Telecom provider bans Skype's iPhone app
It was no surprise that the Skype iPhone application, released last week, was downloaded a million times in less than two days. It was also no surprise that service providers would get rather snotty about a piece of software that cuts out the need for their call plans and instead makes good use of the data package.
What is perhaps slightly surprising is the speed with which action has been taken. Within days of Skype's app appearing in the App Store, regulatory authorities in the US and Europe were asked to investigate, with service providers demanding the application only be allowed to make VoIP calls by wifi rather than over a 3G connection.
T-Mobile Deutschland has now gone further and banned iPhone users in Germany from using the app, stating that its usage could cause potential network problems due to high traffic. A spokesperson then stated that a customer's contract prohibits modification of the phone's applications and that the Skype app violates that contract.

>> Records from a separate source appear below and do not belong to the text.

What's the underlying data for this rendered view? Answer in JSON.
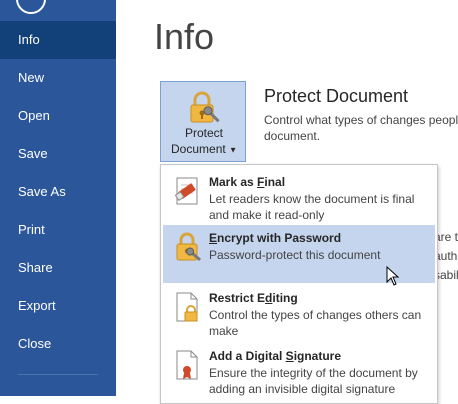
{
  "sidebar": {
    "items": [
      {
        "label": "Info",
        "active": true
      },
      {
        "label": "New"
      },
      {
        "label": "Open"
      },
      {
        "label": "Save"
      },
      {
        "label": "Save As"
      },
      {
        "label": "Print"
      },
      {
        "label": "Share"
      },
      {
        "label": "Export"
      },
      {
        "label": "Close"
      }
    ]
  },
  "main": {
    "title": "Info",
    "protect_button": {
      "line1": "Protect",
      "line2": "Document"
    },
    "protect_section": {
      "title": "Protect Document",
      "description": "Control what types of changes peopl document."
    },
    "background_fragments": [
      "are to",
      "autho",
      "sabil"
    ]
  },
  "menu": {
    "items": [
      {
        "title_pre": "Mark as ",
        "title_u": "F",
        "title_post": "inal",
        "desc": "Let readers know the document is final and make it read-only",
        "icon": "mark-final-icon"
      },
      {
        "title_pre": "",
        "title_u": "E",
        "title_post": "ncrypt with Password",
        "desc": "Password-protect this document",
        "icon": "lock-key-icon",
        "hover": true
      },
      {
        "title_pre": "Restrict E",
        "title_u": "d",
        "title_post": "iting",
        "desc": "Control the types of changes others can make",
        "icon": "restrict-editing-icon"
      },
      {
        "title_pre": "Add a Digital ",
        "title_u": "S",
        "title_post": "ignature",
        "desc": "Ensure the integrity of the document by adding an invisible digital signature",
        "icon": "digital-signature-icon"
      }
    ]
  },
  "colors": {
    "sidebar": "#2b579a",
    "sidebar_active": "#124078",
    "hover": "#c5d5ee"
  }
}
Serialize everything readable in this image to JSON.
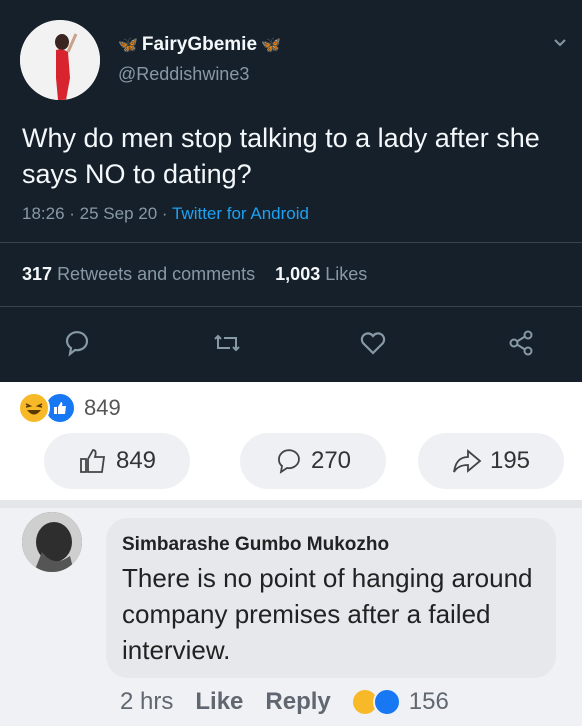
{
  "tweet": {
    "display_name": "FairyGbemie",
    "handle": "@Reddishwine3",
    "text": "Why do men stop talking to a lady after she says NO to dating?",
    "time": "18:26 · 25 Sep 20 ·",
    "source": "Twitter for Android",
    "retweets_count": "317",
    "retweets_label": "Retweets and comments",
    "likes_count": "1,003",
    "likes_label": "Likes"
  },
  "post": {
    "reactions_count": "849",
    "likes_btn": "849",
    "comments_btn": "270",
    "shares_btn": "195"
  },
  "comment": {
    "author": "Simbarashe Gumbo Mukozho",
    "text": "There is no point of hanging around company premises after a failed interview.",
    "time": "2 hrs",
    "like_label": "Like",
    "reply_label": "Reply",
    "reactions_count": "156"
  },
  "colors": {
    "twitter_bg": "#15202b",
    "twitter_blue": "#1da1f2",
    "fb_blue": "#1877f2",
    "haha_yellow": "#f7b928"
  }
}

Furthermore, the Germans are threatening to cancel the contracts of users who use the service on their handset - obviously it's easier to threaten individuals than have a word with cash cow Apple, who legitimised the app by clearing it for download in the first place.
According to other media reports, the ban on Skype may be the tip of the iceberg; eCanadaNow reports that new EU legislation due to be voted on later this month could legitimise such bans and allow service providers to selectively allow and decline applications without providing any rationale or allowing users to voice opposition. Such a ruling would make a mockery of the App Store in European countries, not only for the end users but for developers, who could spend thousands developing apps that satisfy Apple guidelines but still see them banned.
Bloody Germans, causing trouble. Who won the war anyway? Geoff Hurst. Etc etc.